The West is a Myth: How Islam Engineered the Modern World

author
by DD Staff
January 24, 2026 05:35 PM
The West is a Myth: How Islam Engineered the Modern World

The conventional map of history is being redrawn, and the center of gravity is shifting. For decades, the dominant narrative in Western media and academia has positioned the "West" and the "Islamic World" as distinct, often opposing entities. This binary view has fueled policy failures, social division, and a fundamental misunderstanding of global heritage. However, a groundbreaking shift in historical analysis, cemented by the release of James McDougall’s monumental work Worlds of Islam, argues that this separation is a fiction. Islam is not merely a neighbor to Europe; it is the operating system upon which much of world history, including the rise of the United Kingdom and the European continent, was built.

The Global Interconnectedness of Faith and Economy

To understand the trajectory of the 21st century, we must correct the record of the 15th. The standard European history books celebrate Vasco da Gama and Christopher Columbus as the pioneers of global connectivity. Yet, new historical data confirms that these voyages were not isolated European achievements but were heavily reliant on Islamic networks. When da Gama "discovered" the maritime route to India, he was guided by a Gujarati Muslim pilot. He arrived in a world where Genoese Italian and Castilian Spanish were already being spoken by Muslims from Tunis.

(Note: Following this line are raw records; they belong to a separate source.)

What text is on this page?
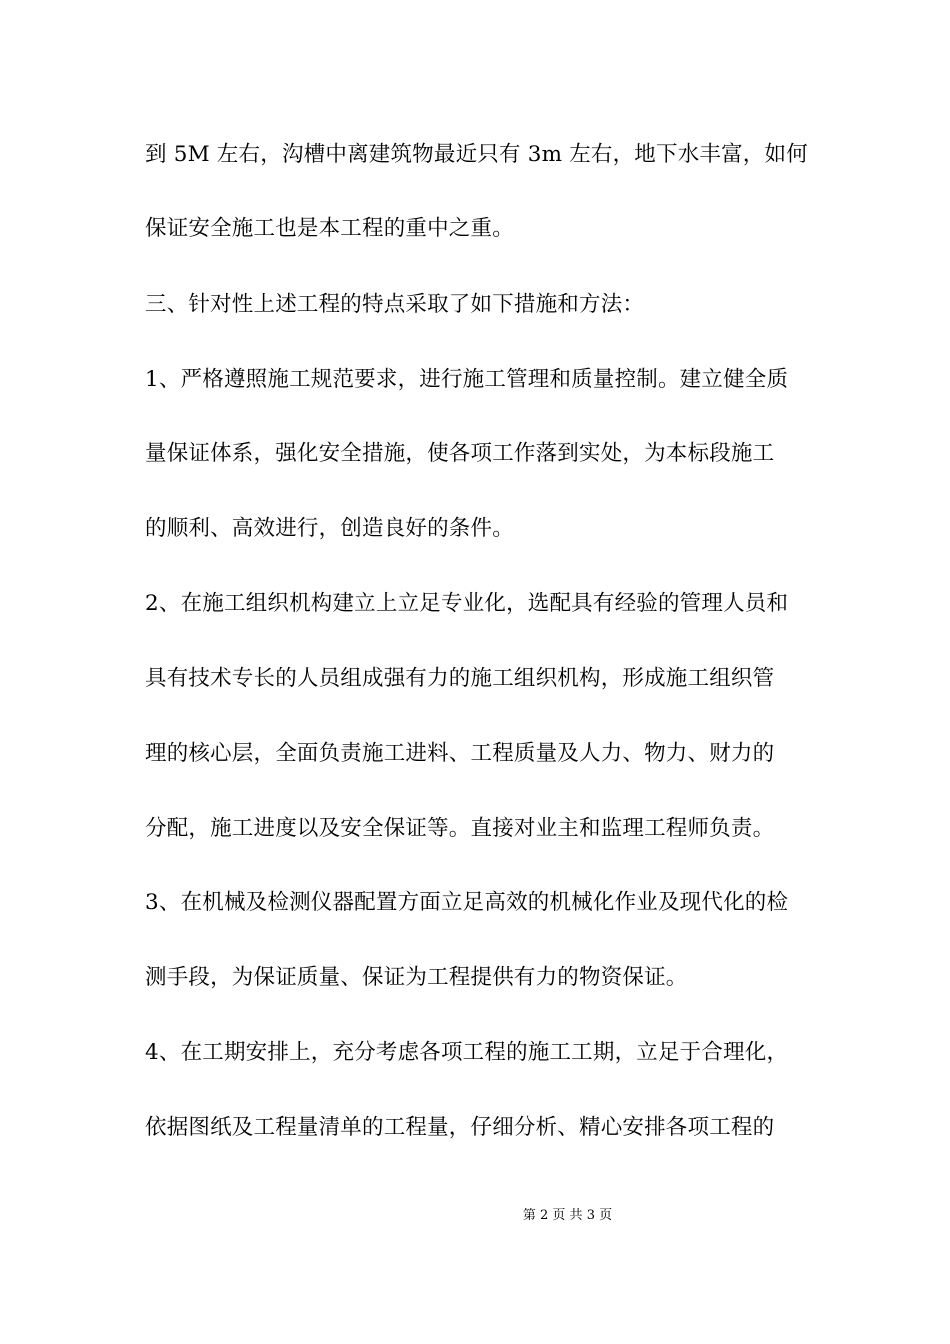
到 5M 左右，沟槽中离建筑物最近只有 3m 左右，地下水丰富，如何
保证安全施工也是本工程的重中之重。
三、针对性上述工程的特点采取了如下措施和方法：
1、严格遵照施工规范要求，进行施工管理和质量控制。建立健全质
量保证体系，强化安全措施，使各项工作落到实处，为本标段施工
的顺利、高效进行，创造良好的条件。
2、在施工组织机构建立上立足专业化，选配具有经验的管理人员和
具有技术专长的人员组成强有力的施工组织机构，形成施工组织管
理的核心层，全面负责施工进料、工程质量及人力、物力、财力的
分配，施工进度以及安全保证等。直接对业主和监理工程师负责。
3、在机械及检测仪器配置方面立足高效的机械化作业及现代化的检
测手段，为保证质量、保证为工程提供有力的物资保证。
4、在工期安排上，充分考虑各项工程的施工工期，立足于合理化，
依据图纸及工程量清单的工程量，仔细分析、精心安排各项工程的
第 2 页 共 3 页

This reveals a startling truth for the modern observer: the globalized world we inhabit today was not invented by the West and exported outward. It was a pre-existing cosmopolitan ecosystem powered by Islamic trade, navigation, and diplomacy. The West did not open the world; it joined a world already connected by Islam. This historical correction is vital for the UK in 2026, as the nation navigates a post-Brexit identity. Understanding that British history is inextricably linked to Islamic trade routes and intellectual exchange offers a blueprint for a more cohesive national identity, moving beyond the tired "us versus them" rhetoric.

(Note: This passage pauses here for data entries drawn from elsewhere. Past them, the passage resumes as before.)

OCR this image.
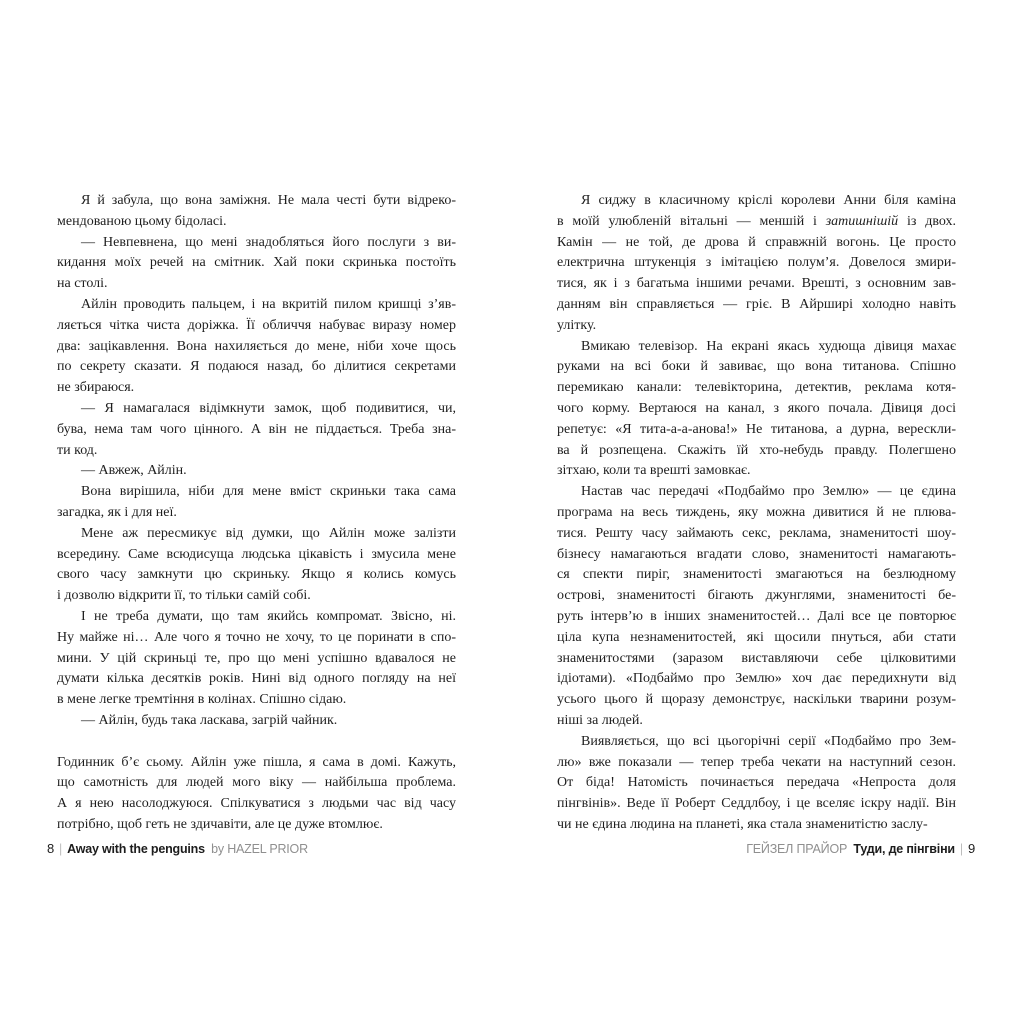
Я й забула, що вона заміжня. Не мала честі бути відреко-
мендованою цьому бідоласі.
— Невпевнена, що мені знадобляться його послуги з ви-
кидання моїх речей на смітник. Хай поки скринька постоїть
на столі.
Айлін проводить пальцем, і на вкритій пилом кришці з’яв-
ляється чітка чиста доріжка. Її обличчя набуває виразу номер
два: зацікавлення. Вона нахиляється до мене, ніби хоче щось
по секрету сказати. Я подаюся назад, бо ділитися секретами
не збираюся.
— Я намагалася відімкнути замок, щоб подивитися, чи,
бува, нема там чого цінного. А він не піддається. Треба зна-
ти код.
— Авжеж, Айлін.
Вона вирішила, ніби для мене вміст скриньки така сама
загадка, як і для неї.
Мене аж пересмикує від думки, що Айлін може залізти
всередину. Саме всюдисуща людська цікавість і змусила мене
свого часу замкнути цю скриньку. Якщо я колись комусь
і дозволю відкрити її, то тільки самій собі.
І не треба думати, що там якийсь компромат. Звісно, ні.
Ну майже ні… Але чого я точно не хочу, то це поринати в спо-
мини. У цій скриньці те, про що мені успішно вдавалося не
думати кілька десятків років. Нині від одного погляду на неї
в мене легке тремтіння в колінах. Спішно сідаю.
— Айлін, будь така ласкава, загрій чайник.
Годинник б’є сьому. Айлін уже пішла, я сама в домі. Кажуть,
що самотність для людей мого віку — найбільша проблема.
А я нею насолоджуюся. Спілкуватися з людьми час від часу
потрібно, щоб геть не здичавіти, але це дуже втомлює.
8 | Away with the penguins by HAZEL PRIOR
Я сиджу в класичному кріслі королеви Анни біля каміна
в моїй улюбленій вітальні — меншій і затишнішій із двох.
Камін — не той, де дрова й справжній вогонь. Це просто
електрична штукенція з імітацією полум’я. Довелося змири-
тися, як і з багатьма іншими речами. Врешті, з основним зав-
данням він справляється — гріє. В Айрширі холодно навіть
улітку.
Вмикаю телевізор. На екрані якась худюща дівиця махає
руками на всі боки й завиває, що вона титанова. Спішно
перемикаю канали: телевікторина, детектив, реклама котя-
чого корму. Вертаюся на канал, з якого почала. Дівиця досі
репетує: «Я тита-а-а-анова!» Не титанова, а дурна, верескли-
ва й розпещена. Скажіть їй хто-небудь правду. Полегшено
зітхаю, коли та врешті замовкає.
Настав час передачі «Подбаймо про Землю» — це єдина
програма на весь тиждень, яку можна дивитися й не плюва-
тися. Решту часу займають секс, реклама, знаменитості шоу-
бізнесу намагаються вгадати слово, знаменитості намагають-
ся спекти пиріг, знаменитості змагаються на безлюдному
острові, знаменитості бігають джунглями, знаменитості бе-
руть інтерв’ю в інших знаменитостей… Далі все це повторює
ціла купа незнаменитостей, які щосили пнуться, аби стати
знаменитостями (заразом виставляючи себе цілковитими
ідіотами). «Подбаймо про Землю» хоч дає передихнути від
усього цього й щоразу демонструє, наскільки тварини розум-
ніші за людей.
Виявляється, що всі цьогорічні серії «Подбаймо про Зем-
лю» вже показали — тепер треба чекати на наступний сезон.
От біда! Натомість починається передача «Непроста доля
пінгвінів». Веде її Роберт Седдлбоу, і це вселяє іскру надії. Він
чи не єдина людина на планеті, яка стала знаменитістю заслу-
ГЕЙЗЕЛ ПРАЙОР Туди, де пінгвіни | 9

Redefining the United Kingdom and European Identity

The impact of this historical engine is visible in the demographic and cultural fabric of modern Europe. With the global Muslim population exceeding 2 billion and the UK’s own Muslim communities serving as integral pillars of the economy, the separation of "Islamic history" from "British history" is no longer intellectually tenable.

The "West" has long defined itself in opposition to the "East," often claiming exclusive ownership of secularism, rationality, and progress. However, the data suggests this is an optical illusion. The struggle for secularism and religious equality was as fraught and violent in Europe as anywhere else. From Catholic emancipation in Britain in the 19th century to the violent separation of church and state in France, the "Enlightened West" is a recent development. Simultaneously, Islamic history is replete with examples of cosmopolitanism that predate Western multiculturalism. From the diverse ethno-linguistic coalitions in 17th-century Cartagena to the gender-fluid bissu traditions in Indonesia, Islam has historically been a flexible, adaptive force, far removed from the rigid orthodoxy often portrayed in today’s headlines.

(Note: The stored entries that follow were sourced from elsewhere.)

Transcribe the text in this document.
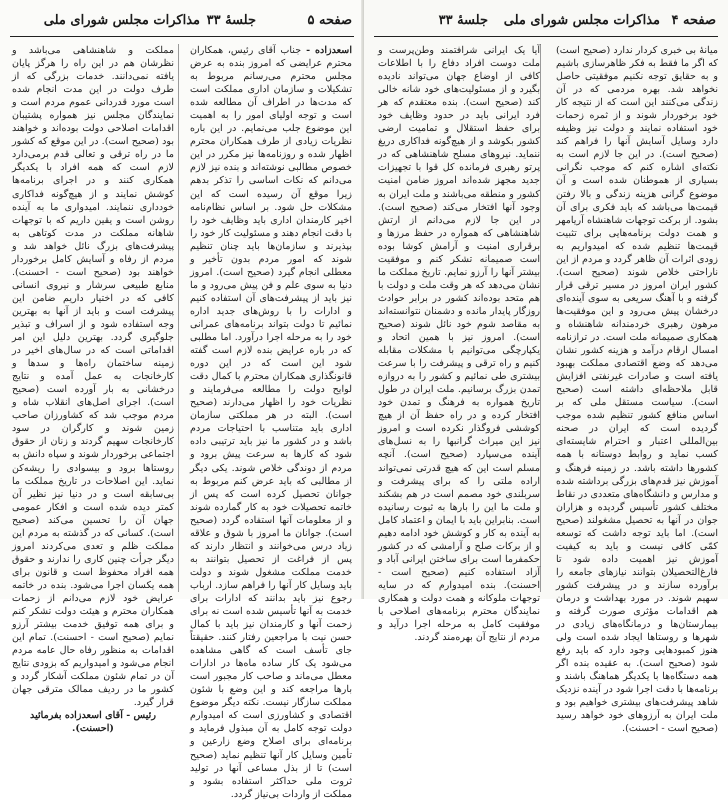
صفحه ۵
جلسهٔ ۳۳
مذاکرات مجلس شورای ملی

اسعدزاده - جناب آقای رئیس، همکاران محترم عرایضی که امروز بنده به عرض مجلس محترم می‌رسانم مربوط به تشکیلات و سازمان اداری مملکت است که مدت‌ها در اطراف آن مطالعه شده است و توجه اولیای امور را به اهمیت این موضوع جلب می‌نمایم. در این باره نظریات زیادی از طرف همکاران محترم اظهار شده و روزنامه‌ها نیز مکرر در این خصوص مطالبی نوشته‌اند و بنده نیز لازم می‌دانم که نکات اساسی را تذکر بدهم زیرا موقع آن رسیده است که این مشکلات حل شود. بر اساس نظام‌نامه اخیر کارمندان اداری باید وظایف خود را با دقت انجام دهند و مسئولیت کار خود را بپذیرند و سازمان‌ها باید چنان تنظیم شوند که امور مردم بدون تأخیر و معطلی انجام گیرد (صحیح است). امروز دنیا به سوی علم و فن پیش می‌رود و ما نیز باید از پیشرفت‌های آن استفاده کنیم و ادارات را با روش‌های جدید اداره نمائیم تا دولت بتواند برنامه‌های عمرانی خود را به مرحله اجرا درآورد. اما مطلبی که در باره عرایض بنده لازم است گفته شود این است که در این دوره قانونگذاری همکاران محترم با کمال دقت لوایح دولت را مطالعه می‌فرمایند و نظریات خود را اظهار می‌دارند (صحیح است). البته در هر مملکتی سازمان اداری باید متناسب با احتیاجات مردم باشد و در کشور ما نیز باید ترتیبی داده شود که کارها به سرعت پیش برود و مردم از دوندگی خلاص شوند. یکی دیگر از مطالبی که باید عرض کنم مربوط به جوانان تحصیل کرده است که پس از خاتمه تحصیلات خود به کار گمارده شوند و از معلومات آنها استفاده گردد (صحیح است). جوانان ما امروز با شوق و علاقه زیاد درس می‌خوانند و انتظار دارند که پس از فراغت از تحصیل بتوانند به خدمت مملکت مشغول شوند و دولت باید وسایل کار آنها را فراهم سازد. ارباب رجوع نیز باید بدانند که ادارات برای خدمت به آنها تأسیس شده است نه برای زحمت آنها و کارمندان نیز باید با کمال حسن نیت با مراجعین رفتار کنند. حقیقتاً جای تأسف است که گاهی مشاهده می‌شود یک کار ساده ماه‌ها در ادارات معطل می‌ماند و صاحب کار مجبور است بارها مراجعه کند و این وضع با شئون مملکت سازگار نیست. نکته دیگر موضوع اقتصادی و کشاورزی است که امیدوارم دولت توجه کامل به آن مبذول فرماید و برنامه‌ای برای اصلاح وضع زارعین و تأمین وسایل کار آنها تنظیم نماید (صحیح است) تا از بذل مساعی آنها در تولید ثروت ملی حداکثر استفاده بشود و مملکت از واردات بی‌نیاز گردد.

مملکت و شاهنشاهی می‌باشد و نظرشان هم در این راه را هرگز پایان یافته نمی‌دانند. خدمات بزرگی که از طرف دولت در این مدت انجام شده است مورد قدردانی عموم مردم است و نمایندگان مجلس نیز همواره پشتیبان اقدامات اصلاحی دولت بوده‌اند و خواهند بود (صحیح است). در این موقع که کشور ما در راه ترقی و تعالی قدم برمی‌دارد لازم است که همه افراد با یکدیگر همکاری کنند و در اجرای برنامه‌ها کوشش نمایند و از هیچ‌گونه فداکاری خودداری ننمایند. امیدواری ما به آینده روشن است و یقین داریم که با توجهات شاهانه مملکت در مدت کوتاهی به پیشرفت‌های بزرگ نائل خواهد شد و مردم از رفاه و آسایش کامل برخوردار خواهند بود (صحیح است - احسنت). منابع طبیعی سرشار و نیروی انسانی کافی که در اختیار داریم ضامن این پیشرفت است و باید از آنها به بهترین وجه استفاده شود و از اسراف و تبذیر جلوگیری گردد. بهترین دلیل این امر اقداماتی است که در سال‌های اخیر در زمینه ساختمان راه‌ها و سدها و کارخانجات به عمل آمده و نتایج درخشانی به بار آورده است (صحیح است). اجرای اصل‌های انقلاب شاه و مردم موجب شد که کشاورزان صاحب زمین شوند و کارگران در سود کارخانجات سهیم گردند و زنان از حقوق اجتماعی برخوردار شوند و سپاه دانش به روستاها برود و بیسوادی را ریشه‌کن نماید. این اصلاحات در تاریخ مملکت ما بی‌سابقه است و در دنیا نیز نظیر آن کمتر دیده شده است و افکار عمومی جهان آن را تحسین می‌کند (صحیح است). کسانی که در گذشته به مردم این مملکت ظلم و تعدی می‌کردند امروز دیگر جرأت چنین کاری را ندارند و حقوق همه افراد محفوظ است و قانون برای همه یکسان اجرا می‌شود. بنده در خاتمه عرایض خود لازم می‌دانم از زحمات همکاران محترم و هیئت دولت تشکر کنم و برای همه توفیق خدمت بیشتر آرزو نمایم (صحیح است - احسنت). تمام این اقدامات به منظور رفاه حال عامه مردم انجام می‌شود و امیدواریم که بزودی نتایج آن در تمام شئون مملکت آشکار گردد و کشور ما در ردیف ممالک مترقی جهان قرار گیرد.

رئیس - آقای اسعدزاده بفرمائید (احسنت).

صفحه ۴
مذاکرات مجلس شورای ملی
جلسهٔ ۳۳

میانهٔ بی خبری کردار ندارد (صحیح است) که اگر ما فقط به فکر ظاهرسازی باشیم و به حقایق توجه نکنیم موفقیتی حاصل نخواهد شد. بهره مردمی که در آن زندگی می‌کنند این است که از نتیجه کار خود برخوردار شوند و از ثمره زحمات خود استفاده نمایند و دولت نیز وظیفه دارد وسایل آسایش آنها را فراهم کند (صحیح است). در این جا لازم است به نکته‌ای اشاره کنم که موجب نگرانی بسیاری از هموطنان شده است و آن موضوع گرانی هزینه زندگی و بالا رفتن قیمت‌ها می‌باشد که باید فکری برای آن بشود. از برکت توجهات شاهنشاه آریامهر و همت دولت برنامه‌هایی برای تثبیت قیمت‌ها تنظیم شده که امیدواریم به زودی اثرات آن ظاهر گردد و مردم از این ناراحتی خلاص شوند (صحیح است). کشور ایران امروز در مسیر ترقی قرار گرفته و با آهنگ سریعی به سوی آینده‌ای درخشان پیش می‌رود و این موفقیت‌ها مرهون رهبری خردمندانه شاهنشاه و همکاری صمیمانه ملت است. در ترازنامه امسال ارقام درآمد و هزینه کشور نشان می‌دهد که وضع اقتصادی مملکت بهبود یافته است و صادرات غیرنفتی افزایش قابل ملاحظه‌ای داشته است (صحیح است). سیاست مستقل ملی که بر اساس منافع کشور تنظیم شده موجب گردیده است که ایران در صحنه بین‌المللی اعتبار و احترام شایسته‌ای کسب نماید و روابط دوستانه با همه کشورها داشته باشد. در زمینه فرهنگ و آموزش نیز قدم‌های بزرگی برداشته شده و مدارس و دانشگاه‌های متعددی در نقاط مختلف کشور تأسیس گردیده و هزاران جوان در آنها به تحصیل مشغولند (صحیح است). اما باید توجه داشت که توسعه کمّی کافی نیست و باید به کیفیت آموزش نیز اهمیت داده شود تا فارغ‌التحصیلان بتوانند نیازهای جامعه را برآورده سازند و در پیشرفت کشور سهیم شوند. در مورد بهداشت و درمان هم اقدامات مؤثری صورت گرفته و بیمارستان‌ها و درمانگاه‌های زیادی در شهرها و روستاها ایجاد شده است ولی هنوز کمبودهایی وجود دارد که باید رفع شود (صحیح است). به عقیده بنده اگر همه دستگاه‌ها با یکدیگر هماهنگ باشند و برنامه‌ها با دقت اجرا شود در آینده نزدیک شاهد پیشرفت‌های بیشتری خواهیم بود و ملت ایران به آرزوهای خود خواهد رسید (صحیح است - احسنت).

آیا یک ایرانی شرافتمند وطن‌پرست و ملت دوست افراد دفاع را با اطلاعات کافی از اوضاع جهان می‌تواند نادیده بگیرد و از مسئولیت‌های خود شانه خالی کند (صحیح است). بنده معتقدم که هر فرد ایرانی باید در حدود وظایف خود برای حفظ استقلال و تمامیت ارضی کشور بکوشد و از هیچ‌گونه فداکاری دریغ ننماید. نیروهای مسلح شاهنشاهی که در پرتو رهبری فرمانده کل قوا با تجهیزات جدید مجهز شده‌اند امروز ضامن امنیت کشور و منطقه می‌باشند و ملت ایران به وجود آنها افتخار می‌کند (صحیح است). در این جا لازم می‌دانم از ارتش شاهنشاهی که همواره در حفظ مرزها و برقراری امنیت و آرامش کوشا بوده است صمیمانه تشکر کنم و موفقیت بیشتر آنها را آرزو نمایم. تاریخ مملکت ما نشان می‌دهد که هر وقت ملت و دولت با هم متحد بوده‌اند کشور در برابر حوادث روزگار پایدار مانده و دشمنان نتوانسته‌اند به مقاصد شوم خود نائل شوند (صحیح است). امروز نیز با همین اتحاد و یکپارچگی می‌توانیم با مشکلات مقابله کنیم و راه ترقی و پیشرفت را با سرعت بیشتری طی نمائیم و کشور را به دروازه تمدن بزرگ برسانیم. ملت ایران در طول تاریخ همواره به فرهنگ و تمدن خود افتخار کرده و در راه حفظ آن از هیچ کوششی فروگذار نکرده است و امروز نیز این میراث گرانبها را به نسل‌های آینده می‌سپارد (صحیح است). آنچه مسلم است این که هیچ قدرتی نمی‌تواند اراده ملتی را که برای پیشرفت و سربلندی خود مصمم است در هم بشکند و ملت ما این را بارها به ثبوت رسانیده است. بنابراین باید با ایمان و اعتماد کامل به آینده به کار و کوشش خود ادامه دهیم و از برکات صلح و آرامشی که در کشور حکمفرما است برای ساختن ایرانی آباد و آزاد استفاده کنیم (صحیح است - احسنت). بنده امیدوارم که در سایه توجهات ملوکانه و همت دولت و همکاری نمایندگان محترم برنامه‌های اصلاحی با موفقیت کامل به مرحله اجرا درآید و مردم از نتایج آن بهره‌مند گردند.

The Myth of Violent Orthodoxy

A critical aspect of this new analysis involves dismantling the security-obsessed lens through which Western governments view Islam. For the past three decades, foreign policy has been driven by the fear of a clash of civilizations. This fear is based on a statistical error. Historical and contemporary data show that the vast majority of conflicts involving groups like ISIS or Al-Qaeda are, fundamentally, civil wars over the definition of Islam itself, fought primarily against other Muslims.

By failing to recognize that these are internal struggles for the soul of a civilization, Western powers have often intervened with clumsy strategies that exacerbate the violence. Acknowledging that Islam is a contested "political language" rather than a monolith allows for a more nuanced diplomatic approach. It shifts the perspective from a war against the West to a complex internal dialogue within the Muslim world—one that Europe is geographically and historically destined to be part of.

Innovation from the Periphery

Perhaps the most compelling argument for Islam as the engine of history is the concept of the "periphery." We are conditioned to look at the Middle East as the sole heart of Islam. Yet, the engine of Islamic evolution is revving loudest in the so-called margins—in West Africa, Southeast Asia, China, and the diaspora communities of London, Manchester, and Birmingham.

It is in these borderlands where Islam is adapting most rapidly to the digital age, merging ancient faith with modern technology and democratic ideals. The 2026 analysis suggests that the future of Islam—and by extension, a significant part of the world’s future—will not be dictated solely by clerics in traditional centers of power, but by the diverse, globalized communities who define what being Muslim means in the 21st century.

A Universal History for a Fragmented World

The implication of this shift is profound. If we accept that Islam helped build the modern world, then the "West" is not a fortress under siege, but a partner in a shared lineage. The origins of the "secular state," the concepts of international trade, and the very rhythms of global history are shared inheritances.

As we move deeper into the 2020s, the most successful nations will be those that embrace this integrated history. For the UK and Europe, acknowledging Islam as a foundational engine of their own past is not an act of submission, but a necessary step toward intellectual maturity and social cohesion. The history of Islam is, quite simply, the history of the world.